Would love a post on the subject: What constitutes a test of an assumption; what assumptions are not testable, and so on? And bonus points if you can slip in a Scott Adams reference. I miss fraac.

One important point here is that it is more precise to ask “what assumptions can be distinguished from what alternatives”. All tests (or visual diagnostics) can distinguish the model assumption from some alternatives but not from others. For example, independence can be distinguished, given enough data, from regular positive or negative dependence between neighboring observations and from some other more complex but regular patterns of dependence, although this requires assumptions about identical distributions, either in the marginals or in innovations or something like this. If every different observation is allowed to follow their own distribution, nothing can be diagnosed about dependence. And whatever you observe can well be explained by some potentially weird dependence pattern or some potentially weird violation of identical distributions, so you can tell neither independence nor identical distributions apart from a “catch-all alternative”.

The implication of this is that although much can be tested, in order to say anything you need to make some kind of i.i.d. (or exchangeability) assumption that cannot be tested, either for the data themselves or at least on some level where it produces a regular pattern of dependence or non-identity as in regression or standard time series models.

Given enough data, we’re all dead.

I’m not sure what property called “independence” you think you’re testing for with all that data (all of which is taken in overlapping light cones), but whatever it is, there is a possibility it isn’t actually being relied on:

http://www.entsophy.net/blog/?p=276

Entsophy: I read this some time ago and it’s a nice result and a good thing to know indeed. However, often in Statistics I am rather interested in having a model (even if this is based on some untestable assumptions, and even if I’m using this rather to discuss its weaknesses than to “believe” it) for the process generating the data rather than some kind of distributional representation of the data that doesn’t attempt to connect in any way to how the data came about.

Christian, that response is like a homeless man currently living in cardboard box who refuses to accept a house as a gift.

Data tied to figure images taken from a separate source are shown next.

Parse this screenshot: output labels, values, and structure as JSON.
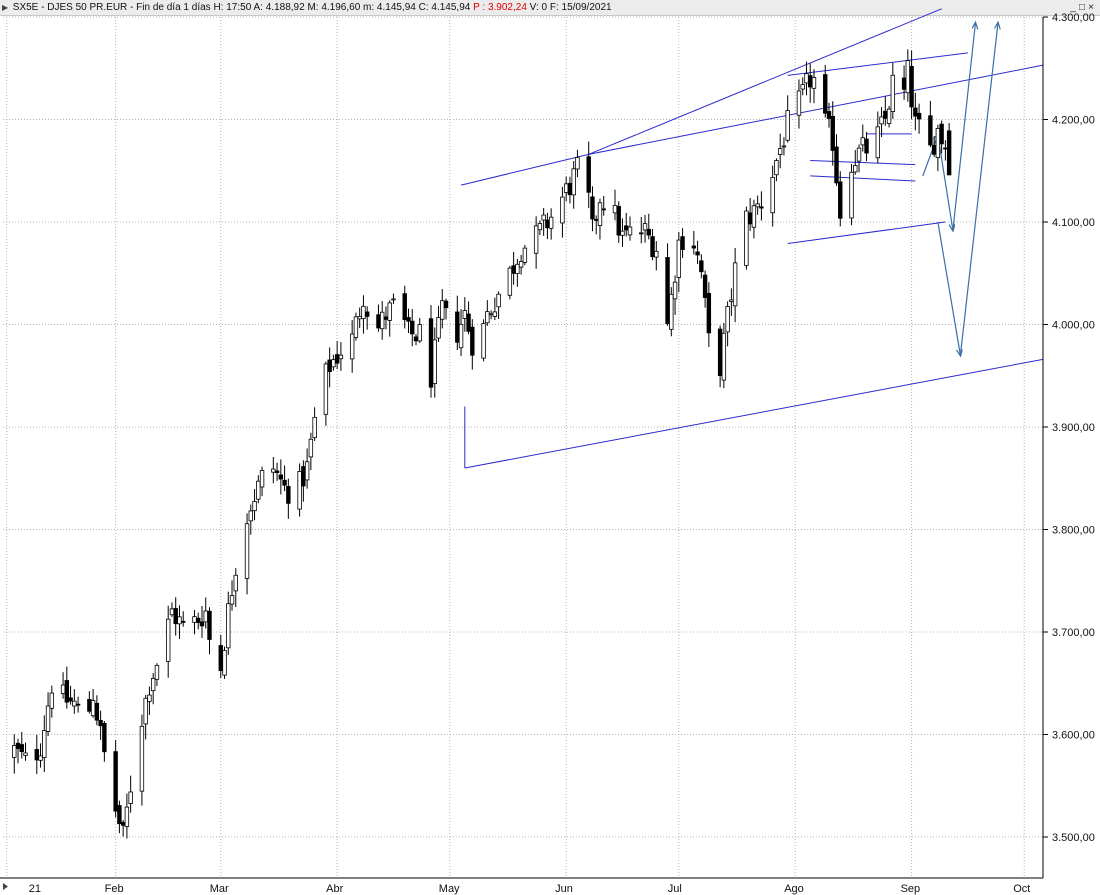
{
  "header": {
    "symbol": "SX5E",
    "name": "DJES 50 PR.EUR",
    "period": "Fin de día 1 días",
    "hour_label": "H: 17:50",
    "open_label": "A: 4.188,92",
    "high_label": "M: 4.196,60",
    "low_label": "m: 4.145,94",
    "close_label": "C: 4.145,94",
    "price_label": "P : 3.902,24",
    "volume_label": "V: 0",
    "date_label": "F: 15/09/2021"
  },
  "window_controls": [
    "_",
    "□",
    "×"
  ],
  "colors": {
    "grid": "#b4b4b4",
    "trendline": "#2a2ad0",
    "arrow": "#3a6fa8",
    "candle": "#000000",
    "price_red": "#e00000"
  },
  "chart_data": {
    "type": "candlestick",
    "title": "SX5E - DJES 50 PR.EUR",
    "y_tick_labels": [
      "3.500,00",
      "3.600,00",
      "3.700,00",
      "3.800,00",
      "3.900,00",
      "4.000,00",
      "4.100,00",
      "4.200,00",
      "4.300,00"
    ],
    "y_ticks": [
      3500,
      3600,
      3700,
      3800,
      3900,
      4000,
      4100,
      4200,
      4300
    ],
    "ylim": [
      3460,
      4300
    ],
    "x_labels": [
      "21",
      "Feb",
      "Mar",
      "Abr",
      "May",
      "Jun",
      "Jul",
      "Ago",
      "Sep",
      "Oct"
    ],
    "x_label_days": [
      2,
      31,
      59,
      90,
      120,
      151,
      181,
      212,
      243,
      273
    ],
    "xlim": [
      1,
      278
    ],
    "last_date": "15/09/2021",
    "last_bar": {
      "open": 4188.92,
      "high": 4196.6,
      "low": 4145.94,
      "close": 4145.94
    },
    "anchors": [
      [
        4,
        3585
      ],
      [
        8,
        3570
      ],
      [
        11,
        3590
      ],
      [
        14,
        3650
      ],
      [
        17,
        3635
      ],
      [
        20,
        3630
      ],
      [
        23,
        3610
      ],
      [
        25,
        3640
      ],
      [
        28,
        3580
      ],
      [
        30,
        3540
      ],
      [
        33,
        3500
      ],
      [
        35,
        3550
      ],
      [
        37,
        3600
      ],
      [
        40,
        3650
      ],
      [
        43,
        3680
      ],
      [
        46,
        3720
      ],
      [
        49,
        3705
      ],
      [
        52,
        3710
      ],
      [
        55,
        3720
      ],
      [
        58,
        3640
      ],
      [
        61,
        3720
      ],
      [
        64,
        3790
      ],
      [
        67,
        3825
      ],
      [
        70,
        3850
      ],
      [
        73,
        3860
      ],
      [
        76,
        3840
      ],
      [
        79,
        3835
      ],
      [
        82,
        3860
      ],
      [
        85,
        3930
      ],
      [
        88,
        3960
      ],
      [
        91,
        3975
      ],
      [
        94,
        3985
      ],
      [
        97,
        4030
      ],
      [
        100,
        3990
      ],
      [
        103,
        4010
      ],
      [
        106,
        4020
      ],
      [
        109,
        3990
      ],
      [
        112,
        3990
      ],
      [
        115,
        3950
      ],
      [
        118,
        4015
      ],
      [
        121,
        3985
      ],
      [
        124,
        4010
      ],
      [
        127,
        3970
      ],
      [
        130,
        4010
      ],
      [
        133,
        4030
      ],
      [
        136,
        4050
      ],
      [
        139,
        4075
      ],
      [
        142,
        4080
      ],
      [
        145,
        4095
      ],
      [
        148,
        4110
      ],
      [
        151,
        4130
      ],
      [
        154,
        4150
      ],
      [
        156,
        4150
      ],
      [
        158,
        4090
      ],
      [
        160,
        4125
      ],
      [
        163,
        4115
      ],
      [
        166,
        4085
      ],
      [
        169,
        4090
      ],
      [
        172,
        4090
      ],
      [
        175,
        4075
      ],
      [
        178,
        4000
      ],
      [
        181,
        4080
      ],
      [
        184,
        4095
      ],
      [
        187,
        4050
      ],
      [
        190,
        3950
      ],
      [
        192,
        3960
      ],
      [
        195,
        4030
      ],
      [
        198,
        4100
      ],
      [
        201,
        4110
      ],
      [
        204,
        4125
      ],
      [
        207,
        4160
      ],
      [
        210,
        4195
      ],
      [
        213,
        4215
      ],
      [
        216,
        4240
      ],
      [
        218,
        4235
      ],
      [
        220,
        4195
      ],
      [
        222,
        4180
      ],
      [
        224,
        4110
      ],
      [
        227,
        4160
      ],
      [
        230,
        4170
      ],
      [
        233,
        4175
      ],
      [
        236,
        4200
      ],
      [
        238,
        4235
      ],
      [
        240,
        4205
      ],
      [
        242,
        4245
      ],
      [
        244,
        4195
      ],
      [
        246,
        4185
      ],
      [
        248,
        4170
      ],
      [
        250,
        4190
      ],
      [
        252,
        4175
      ]
    ],
    "trendlines": [
      {
        "p1": [
          123,
          4136
        ],
        "p2": [
          157,
          4166
        ]
      },
      {
        "p1": [
          157,
          4166
        ],
        "p2": [
          251,
          4308
        ]
      },
      {
        "p1": [
          157,
          4166
        ],
        "p2": [
          278,
          4253
        ]
      },
      {
        "p1": [
          210,
          4243
        ],
        "p2": [
          258,
          4265
        ]
      },
      {
        "p1": [
          124,
          3860
        ],
        "p2": [
          278,
          3966
        ]
      },
      {
        "p1": [
          124,
          3860
        ],
        "p2": [
          124,
          3920
        ]
      },
      {
        "p1": [
          210,
          4079
        ],
        "p2": [
          252,
          4100
        ]
      },
      {
        "p1": [
          216,
          4160
        ],
        "p2": [
          244,
          4156
        ]
      },
      {
        "p1": [
          216,
          4145
        ],
        "p2": [
          244,
          4140
        ]
      },
      {
        "p1": [
          231,
          4186
        ],
        "p2": [
          243,
          4186
        ]
      }
    ],
    "arrows": [
      {
        "p1": [
          246,
          4145
        ],
        "p2": [
          250,
          4185
        ]
      },
      {
        "p1": [
          250,
          4185
        ],
        "p2": [
          254,
          4092
        ]
      },
      {
        "p1": [
          254,
          4092
        ],
        "p2": [
          260,
          4294
        ]
      },
      {
        "p1": [
          250,
          4100
        ],
        "p2": [
          256,
          3970
        ]
      },
      {
        "p1": [
          256,
          3970
        ],
        "p2": [
          266,
          4294
        ]
      }
    ]
  }
}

When asked why they don’t want the house, they respond “because I like having a roof over my head when I sleep”.

How does your “house” give me the roof I want?

> “objective” … being checkable in some way (possibly not until the future)

Would be found too wrong if enquired into sufficiently.

I have been thinking about this quote from Thomas Hoskyns Leonard, A personal history of Bayesian statistics

“It was used [by Ramsey] to demonstrate that Bayesian probability measures can be falsified, and so met an empirical criterion of Charles S. Peirce, whose work inspired Ramsey.”

At least, this does seem consistent with my understanding of Peirce who was none the less very disparaging of Laplace’s indifference priors.